O YouTube segue caminho semelhante com recursos voltados aos chamados top fans. A plataforma anunciou a possibilidade de artistas distribuírem vídeos de agradecimento, bastidores, conteúdos exclusivos e ofertas especiais aos seguidores considerados mais fiéis. Na superfície, a ideia aproxima público e artista. Na prática, também entrega ao algoritmo o poder de classificar a fidelidade e decidir quem terá acesso a determinadas experiências.
Essa lógica já aparece na bilheteria. Uma análise da Bernstein sobre o mercado norte-americano concluiu que superfãs e consumidores de maior renda estão ampliando a concentração do setor. Os superfãs gastam cerca de 66% mais com shows do que o público médio, enquanto apenas 1% dos eventos passou a responder por aproximadamente um terço da receita bruta da música ao vivo nos Estados Unidos. O dinheiro circula globalmente, mas se acumula cada vez mais em torno de poucos artistas, grandes produções e experiências premium.
Surge, então, o principal contraste desse novo mercado. A música nunca alcançou tantas pessoas, mas a indústria parece cada vez mais interessada em monetizar uma parcela menor e mais valiosa da audiência. O show da FIFA apresentou o pop como um espetáculo universal; fora da televisão, porém, plataformas, promotores e empresas de ingressos disputam o controle dos dados, do acesso e da atenção desses fãs.
O paradoxo da globalização
Ao final desse cenário, fica claro que a globalização econômica fala mais alto no setor de shows. As grandes turnês circulam por mais países, alcançam públicos gigantescos e movimentam receitas cada vez maiores. Ao mesmo tempo, os ingressos ficam mais caros, as experiências premium ganham espaço e uma parcela menor da audiência passa a concentrar grande parte do consumo.
A preocupação, portanto, não está na existência dos superfãs. Toda indústria cultural depende de públicos apaixonados. O problema surge quando plataformas, promotores e empresas de bilheteria estruturam suas estratégias para extrair cada vez mais dinheiro desse grupo, transformando dados de comportamento em filtros de acesso. Nesse modelo, o fã mais valioso não é necessariamente aquele que acompanha o artista há mais tempo, mas quem reproduz mais músicas, compartilha mais conteúdos e possui maior capacidade de compra.

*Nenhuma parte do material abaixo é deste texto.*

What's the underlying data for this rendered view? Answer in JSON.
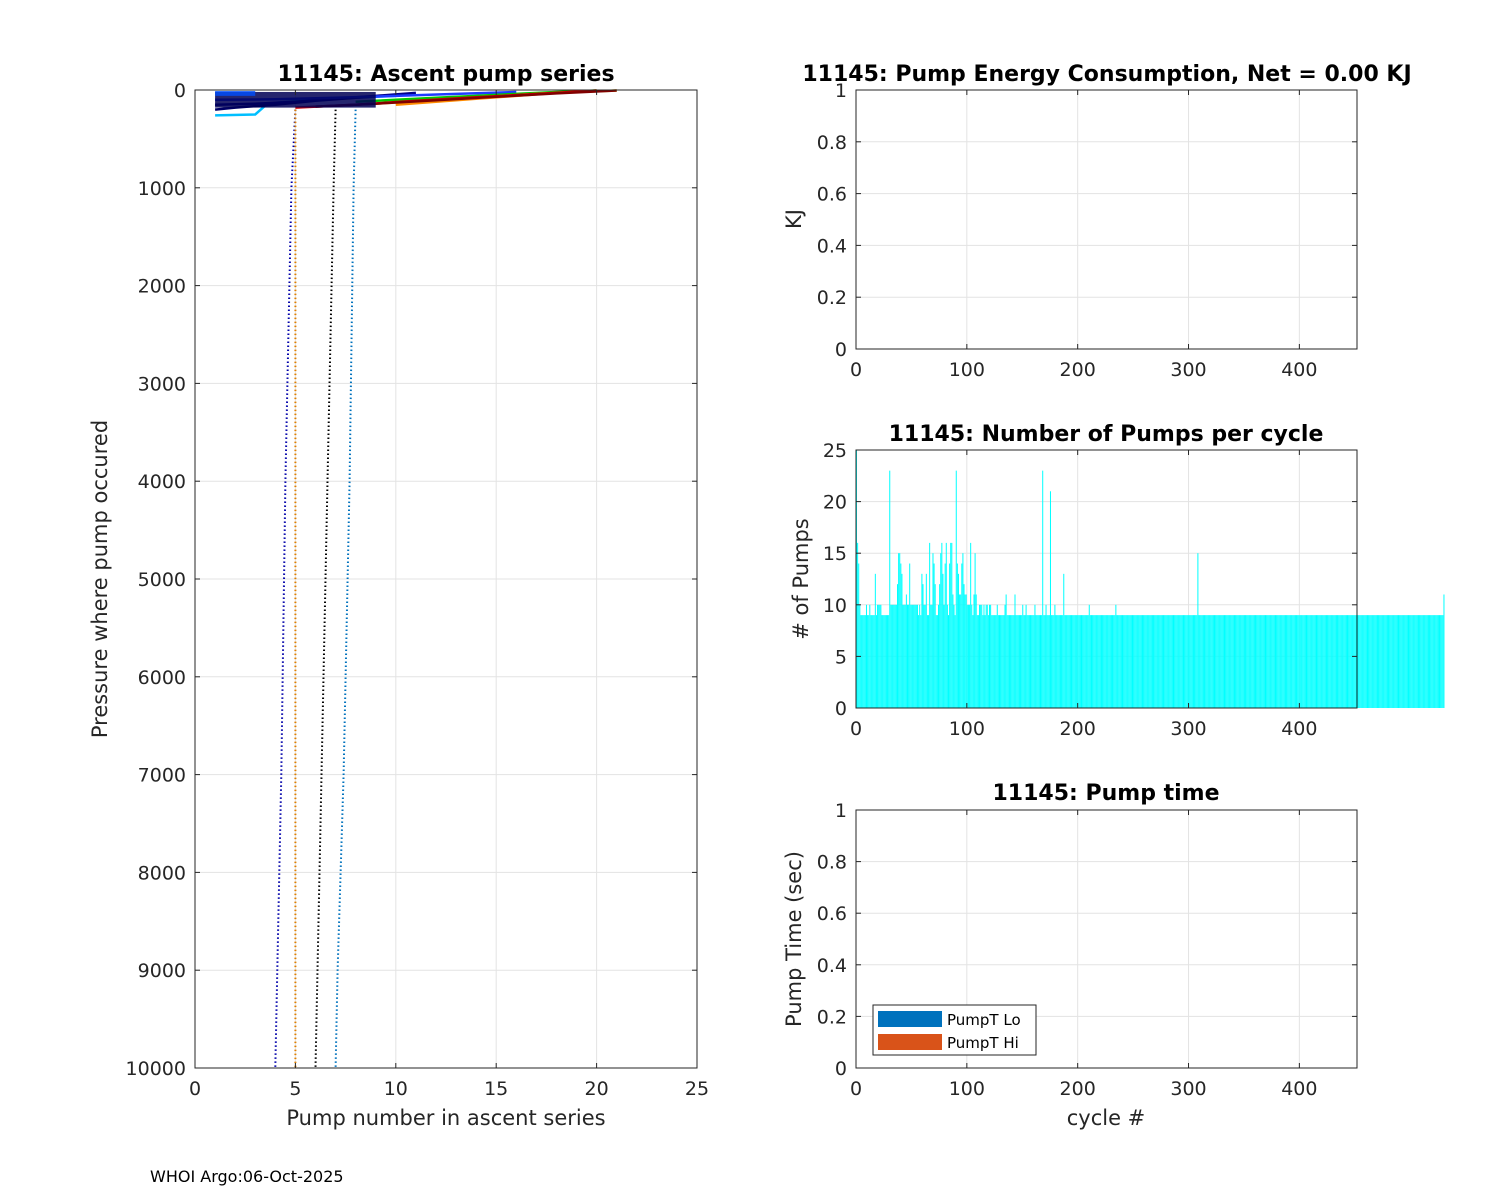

Essa lógica pode produzir um mercado eficiente para as empresas, mas menos saudável para o público global. O risco é criar uma música ao vivo aparentemente universal, porém acessível de verdade apenas aos consumidores com maior renda ou melhor posicionados pelos algoritmos. Também aumenta a dificuldade para artistas emergentes, que dependem de estruturas controladas por poucas plataformas para identificar, alcançar e manter sua própria base de fãs.
Talvez esse seja o principal paradoxo da globalização apontada pela IQ Magazine: o mercado de shows se tornou global em alcance, mas pode estar se tornando cada vez mais restrito no acesso. O mundo inteiro acompanha os mesmos artistas e participa da mesma conversa, enquanto ingressos, dados e oportunidades se concentram nas mãos de poucos grupos e de uma elite de consumidores.
Para o editor deste artigo, o verdadeiro avanço da música ao vivo não será medido apenas por estádios lotados, turnês bilionárias ou espetáculos transmitidos para milhões de pessoas. Ele dependerá da capacidade dessa indústria de crescer sem transformar paixão em privilégio, audiência em simples banco de dados e globalização em uma nova forma de exclusão.